Tony Bilek & The Day of Infamy

Tony Bilek & The Day of Infamy

Mark Arie, pictured here

12/8/2021 | Barb Oehlschlaeger-Garvey, Director

Eighty years ago today, Franklin D. Roosevelt stood before a joint meeting of Congress asking for them to declare war on Japan. By the time of his "Day of Infamy" speech, Japan had already attacked Malaya, Hong Kong, Guam, the Philippines, Wake Island and Midway Island, in addition to Pearl Harbor. It took Congress one hour for the full vote to agree to the declaration.

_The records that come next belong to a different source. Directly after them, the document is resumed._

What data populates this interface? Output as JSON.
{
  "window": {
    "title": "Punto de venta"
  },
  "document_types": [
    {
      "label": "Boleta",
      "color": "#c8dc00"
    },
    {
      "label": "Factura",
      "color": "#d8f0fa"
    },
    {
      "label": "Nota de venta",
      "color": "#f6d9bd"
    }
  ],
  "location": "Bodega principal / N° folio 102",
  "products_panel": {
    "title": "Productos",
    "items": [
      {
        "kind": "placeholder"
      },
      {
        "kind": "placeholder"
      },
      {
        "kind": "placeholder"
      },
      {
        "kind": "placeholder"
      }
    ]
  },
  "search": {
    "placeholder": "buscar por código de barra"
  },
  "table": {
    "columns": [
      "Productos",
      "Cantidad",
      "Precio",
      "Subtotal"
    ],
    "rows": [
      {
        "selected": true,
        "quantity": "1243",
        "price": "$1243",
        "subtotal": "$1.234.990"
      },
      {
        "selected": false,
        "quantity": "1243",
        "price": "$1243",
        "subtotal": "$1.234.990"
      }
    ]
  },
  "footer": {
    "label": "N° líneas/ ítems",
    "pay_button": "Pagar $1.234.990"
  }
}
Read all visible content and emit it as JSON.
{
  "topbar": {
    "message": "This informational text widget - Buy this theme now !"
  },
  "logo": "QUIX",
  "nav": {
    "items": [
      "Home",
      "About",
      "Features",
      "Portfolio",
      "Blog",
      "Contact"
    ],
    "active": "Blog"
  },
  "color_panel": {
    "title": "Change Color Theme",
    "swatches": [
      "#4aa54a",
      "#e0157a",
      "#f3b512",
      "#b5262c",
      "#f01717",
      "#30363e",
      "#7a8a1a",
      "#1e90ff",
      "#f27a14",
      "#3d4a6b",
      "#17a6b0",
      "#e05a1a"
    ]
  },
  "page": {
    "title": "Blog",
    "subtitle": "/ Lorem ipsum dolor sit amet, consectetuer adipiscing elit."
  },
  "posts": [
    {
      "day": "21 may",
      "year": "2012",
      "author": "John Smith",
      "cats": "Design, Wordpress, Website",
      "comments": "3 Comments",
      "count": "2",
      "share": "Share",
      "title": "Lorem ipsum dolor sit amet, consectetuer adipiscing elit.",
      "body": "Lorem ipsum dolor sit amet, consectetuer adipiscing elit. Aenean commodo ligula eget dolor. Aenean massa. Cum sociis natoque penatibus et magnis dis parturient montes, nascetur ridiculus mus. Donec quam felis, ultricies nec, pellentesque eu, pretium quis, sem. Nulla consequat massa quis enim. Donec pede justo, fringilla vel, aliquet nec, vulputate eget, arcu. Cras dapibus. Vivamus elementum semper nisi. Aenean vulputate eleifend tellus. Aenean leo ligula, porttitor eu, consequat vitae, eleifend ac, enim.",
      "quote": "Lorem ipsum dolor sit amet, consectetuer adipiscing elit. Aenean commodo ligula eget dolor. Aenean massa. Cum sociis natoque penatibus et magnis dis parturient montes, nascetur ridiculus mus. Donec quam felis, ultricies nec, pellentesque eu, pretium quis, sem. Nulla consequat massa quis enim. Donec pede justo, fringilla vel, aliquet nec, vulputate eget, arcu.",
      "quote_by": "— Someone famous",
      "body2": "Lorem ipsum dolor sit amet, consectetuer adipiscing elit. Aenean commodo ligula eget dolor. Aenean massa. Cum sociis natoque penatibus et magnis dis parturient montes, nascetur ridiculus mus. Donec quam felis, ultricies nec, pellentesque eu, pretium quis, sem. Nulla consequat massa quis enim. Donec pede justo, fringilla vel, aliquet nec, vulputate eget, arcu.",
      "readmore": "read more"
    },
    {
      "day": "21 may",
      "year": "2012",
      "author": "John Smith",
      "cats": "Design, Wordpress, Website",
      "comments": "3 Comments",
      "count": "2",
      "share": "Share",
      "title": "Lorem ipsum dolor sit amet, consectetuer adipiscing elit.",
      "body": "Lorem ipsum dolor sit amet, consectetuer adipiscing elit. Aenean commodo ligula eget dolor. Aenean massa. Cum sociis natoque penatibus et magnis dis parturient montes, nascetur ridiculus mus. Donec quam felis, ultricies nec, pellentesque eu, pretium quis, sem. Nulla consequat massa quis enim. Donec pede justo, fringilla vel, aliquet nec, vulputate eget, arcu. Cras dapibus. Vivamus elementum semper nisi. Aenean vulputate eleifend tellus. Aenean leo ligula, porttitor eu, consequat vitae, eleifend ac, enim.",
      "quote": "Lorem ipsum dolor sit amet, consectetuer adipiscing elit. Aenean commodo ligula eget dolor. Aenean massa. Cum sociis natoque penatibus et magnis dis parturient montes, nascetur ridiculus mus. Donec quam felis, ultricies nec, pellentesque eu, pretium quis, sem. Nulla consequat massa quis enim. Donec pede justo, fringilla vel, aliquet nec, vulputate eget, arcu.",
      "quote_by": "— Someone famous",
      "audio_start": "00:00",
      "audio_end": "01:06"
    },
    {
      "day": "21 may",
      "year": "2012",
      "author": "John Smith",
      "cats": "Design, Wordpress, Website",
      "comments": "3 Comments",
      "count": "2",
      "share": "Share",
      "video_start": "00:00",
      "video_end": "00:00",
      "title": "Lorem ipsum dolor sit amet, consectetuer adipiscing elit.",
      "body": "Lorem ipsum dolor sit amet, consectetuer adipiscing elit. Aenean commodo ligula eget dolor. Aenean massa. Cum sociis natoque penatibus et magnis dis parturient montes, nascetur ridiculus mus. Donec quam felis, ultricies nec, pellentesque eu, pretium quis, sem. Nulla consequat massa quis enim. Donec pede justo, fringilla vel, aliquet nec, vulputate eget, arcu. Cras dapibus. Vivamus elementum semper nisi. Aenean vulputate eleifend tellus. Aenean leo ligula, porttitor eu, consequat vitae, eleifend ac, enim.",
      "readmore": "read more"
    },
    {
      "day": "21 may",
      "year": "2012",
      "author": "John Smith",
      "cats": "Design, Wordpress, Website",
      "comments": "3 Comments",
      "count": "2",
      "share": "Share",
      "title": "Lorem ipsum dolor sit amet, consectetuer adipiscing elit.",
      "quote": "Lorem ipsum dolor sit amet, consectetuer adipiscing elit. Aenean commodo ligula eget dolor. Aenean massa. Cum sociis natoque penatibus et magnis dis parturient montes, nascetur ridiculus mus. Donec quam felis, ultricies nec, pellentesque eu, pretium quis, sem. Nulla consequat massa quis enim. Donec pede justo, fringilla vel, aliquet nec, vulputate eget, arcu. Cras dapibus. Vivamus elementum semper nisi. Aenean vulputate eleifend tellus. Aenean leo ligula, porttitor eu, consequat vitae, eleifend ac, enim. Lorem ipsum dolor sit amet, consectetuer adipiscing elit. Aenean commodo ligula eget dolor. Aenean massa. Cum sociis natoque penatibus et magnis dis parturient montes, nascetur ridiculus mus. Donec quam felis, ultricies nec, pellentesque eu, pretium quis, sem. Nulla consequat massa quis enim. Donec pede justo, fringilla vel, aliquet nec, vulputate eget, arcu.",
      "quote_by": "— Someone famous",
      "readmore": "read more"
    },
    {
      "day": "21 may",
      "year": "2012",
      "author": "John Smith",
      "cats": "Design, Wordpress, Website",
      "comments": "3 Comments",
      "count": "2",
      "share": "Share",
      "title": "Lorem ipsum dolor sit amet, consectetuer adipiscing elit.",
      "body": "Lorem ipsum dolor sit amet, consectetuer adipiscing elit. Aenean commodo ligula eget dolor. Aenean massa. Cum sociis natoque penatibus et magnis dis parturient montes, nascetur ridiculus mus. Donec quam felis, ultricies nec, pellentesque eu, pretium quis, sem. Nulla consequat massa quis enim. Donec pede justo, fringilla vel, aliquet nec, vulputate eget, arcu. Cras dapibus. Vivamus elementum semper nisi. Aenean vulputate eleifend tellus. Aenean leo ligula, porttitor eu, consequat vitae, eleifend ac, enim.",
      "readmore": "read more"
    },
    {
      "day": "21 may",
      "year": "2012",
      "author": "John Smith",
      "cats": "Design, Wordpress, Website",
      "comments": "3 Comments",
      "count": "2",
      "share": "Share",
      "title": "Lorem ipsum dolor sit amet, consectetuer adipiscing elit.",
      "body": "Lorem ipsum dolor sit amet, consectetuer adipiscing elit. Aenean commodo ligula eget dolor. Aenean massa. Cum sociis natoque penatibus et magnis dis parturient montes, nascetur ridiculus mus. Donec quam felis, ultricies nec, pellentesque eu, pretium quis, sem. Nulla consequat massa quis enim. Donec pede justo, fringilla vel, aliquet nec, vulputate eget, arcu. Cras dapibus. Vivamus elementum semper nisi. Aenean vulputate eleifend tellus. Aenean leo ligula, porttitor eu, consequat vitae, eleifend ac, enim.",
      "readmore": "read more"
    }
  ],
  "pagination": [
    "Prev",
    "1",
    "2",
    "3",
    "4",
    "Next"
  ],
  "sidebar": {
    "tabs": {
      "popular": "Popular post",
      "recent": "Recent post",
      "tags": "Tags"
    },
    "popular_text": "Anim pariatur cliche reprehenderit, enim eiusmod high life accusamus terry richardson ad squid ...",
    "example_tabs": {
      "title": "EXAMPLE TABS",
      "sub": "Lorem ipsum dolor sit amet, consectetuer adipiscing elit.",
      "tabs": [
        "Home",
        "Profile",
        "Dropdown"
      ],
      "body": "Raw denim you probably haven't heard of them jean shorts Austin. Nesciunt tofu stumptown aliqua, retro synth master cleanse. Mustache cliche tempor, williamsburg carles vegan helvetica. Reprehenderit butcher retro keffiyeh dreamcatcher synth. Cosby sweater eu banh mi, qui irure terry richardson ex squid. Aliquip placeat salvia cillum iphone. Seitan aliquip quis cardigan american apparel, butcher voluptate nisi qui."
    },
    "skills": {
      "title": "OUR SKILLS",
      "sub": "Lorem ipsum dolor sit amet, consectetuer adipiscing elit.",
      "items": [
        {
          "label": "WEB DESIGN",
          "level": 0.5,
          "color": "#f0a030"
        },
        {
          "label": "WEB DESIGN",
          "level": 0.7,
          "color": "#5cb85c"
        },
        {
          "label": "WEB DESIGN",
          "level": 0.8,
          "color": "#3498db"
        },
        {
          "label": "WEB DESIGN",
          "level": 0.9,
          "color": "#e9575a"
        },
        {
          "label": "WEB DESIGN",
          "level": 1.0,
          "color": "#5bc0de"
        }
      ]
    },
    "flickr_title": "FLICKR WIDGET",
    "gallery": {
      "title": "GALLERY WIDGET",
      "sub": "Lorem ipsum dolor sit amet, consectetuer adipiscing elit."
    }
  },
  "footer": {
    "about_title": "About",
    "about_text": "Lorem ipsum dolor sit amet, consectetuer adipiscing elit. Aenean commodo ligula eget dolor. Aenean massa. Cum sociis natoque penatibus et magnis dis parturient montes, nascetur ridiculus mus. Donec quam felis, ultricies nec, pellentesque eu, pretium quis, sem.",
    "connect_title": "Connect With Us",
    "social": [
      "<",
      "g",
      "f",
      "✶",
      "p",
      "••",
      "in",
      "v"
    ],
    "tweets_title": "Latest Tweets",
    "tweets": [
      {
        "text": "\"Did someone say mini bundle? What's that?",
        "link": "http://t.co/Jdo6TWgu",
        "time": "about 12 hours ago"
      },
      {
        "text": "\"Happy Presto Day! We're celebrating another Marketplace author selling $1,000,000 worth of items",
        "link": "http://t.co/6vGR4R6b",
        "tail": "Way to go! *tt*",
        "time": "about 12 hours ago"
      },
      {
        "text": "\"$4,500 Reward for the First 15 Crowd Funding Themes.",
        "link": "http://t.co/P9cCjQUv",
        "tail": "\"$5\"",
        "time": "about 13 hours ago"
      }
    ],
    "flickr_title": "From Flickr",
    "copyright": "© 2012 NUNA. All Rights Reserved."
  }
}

Tony Bilek of Rantoul was at Clark Field in Luzon, on the Philippines. He remembered the bombing on the 8th, "We were just waiting until the bombing was over, then come the dive bombers and then they were followed up by the Zeros and they strafed back and forth, back and forth. The whole wave took, I guess, about 45 minutes. Everything was burning, aircraft were burning, fuel tanks, fuel trucks, hangars.” Bilek would be captured by the Japanese and was a survivor of the Bataan Death march along with Merle Lype from Thomasboro. Both men have passed away after careers in the service, and long, full lives. We are grateful for their service. The Museum of the Grand Prairie preserves their story.